Black History Month is the annual celebration of the achievements and contribution of African Americans to the history of the United States celebrated in February of each year. This celebration evolved from the work of noted Harvard graduate and historian Carter G Woodson and his colleague Jesse E Moorland both of whom formed the Association for the Study of Negro Life and History (ASNLH 1915). In 1926 the group initiated the national Negro History Week to be celebrated during the second week of February paying homage to the birthdays of both Fredrick Douglas and Abraham Lincoln. It was not long before the celebration was adopted by many groups and colleges all across the United States. As the civil rights movement grew in the 1960’s, along with black awareness and empowerment, Negro history week became far more pivotal in its purpose. Eventually it evolved into a month long celebration that was officially recognized in 1976 by the white house and then president Gerald Ford. Since then it has been adopted by many nations all across the world.

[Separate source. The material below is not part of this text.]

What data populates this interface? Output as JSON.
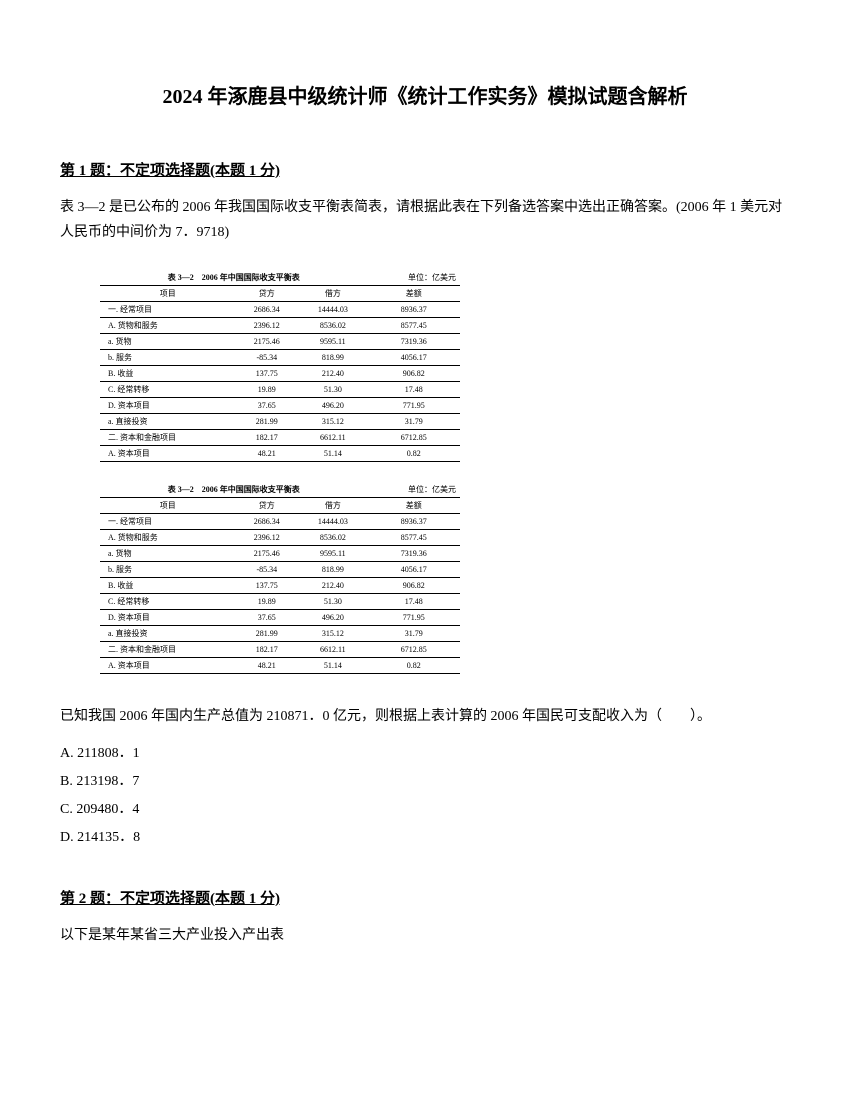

When Woodson initiated ASNLH and Negro History Week, his intention had never been for the celebration to become a permanent fixture in the American culture. His intention was to use it as a vehicle to bridge the gap between the two dominant races who at the time, had a great tension between them, some 50 plus years after slavery ended. Also, it was intended to mend the reputation of the Negro people who history had painted as lazy, unintelligent and nonproductive members of society. It was his hope that by teaching both races about the African contribution to world history and particularly American history that it would inspire African Americans to assimilate better into the society and might foster a better relationship between both races. Most importantly, his goal was that in due time the necessity for Black History Month would die as it gave way for the incorporation of more African history into text books and the school curriculum. It is sad to say that in all aspects it has failed.
Although I understand the spirit behind the creation of Black History Month, in my mind, it has failed to live up to its fullest potential. One of the biggest threats to us African Americans is the limited and damaging history of our people taught in schools. A history that says we began at slavery and the highlight of our past is the civil rights movement. If black history month was intended to expand upon that history, it has failed. Year after year the same old documentaries and films about civil rights and slavery are repeated, only acting to reinforce the very same information in the texts that maintains the status quo and image of black people.
Black History Month exposes nothing of our history and culture prior to being brought here on slave ships. It does not highlight our centuries of contribution in medicine, geography and engineering for example or show how our discoveries have helped to inspire modern technologies and medicine. Furthermore it speaks nothing of the contemporary and ongoing contributions of people of African descent all across the world who have contributed to world history and are still doing so. Essentially, in order to make a lasting and impactful change in how the African diaspora view themselves and how we are viewed by others. We need to provide real and comprehensive information about our role in history. Black History Month in effect needs to be extensively revamped.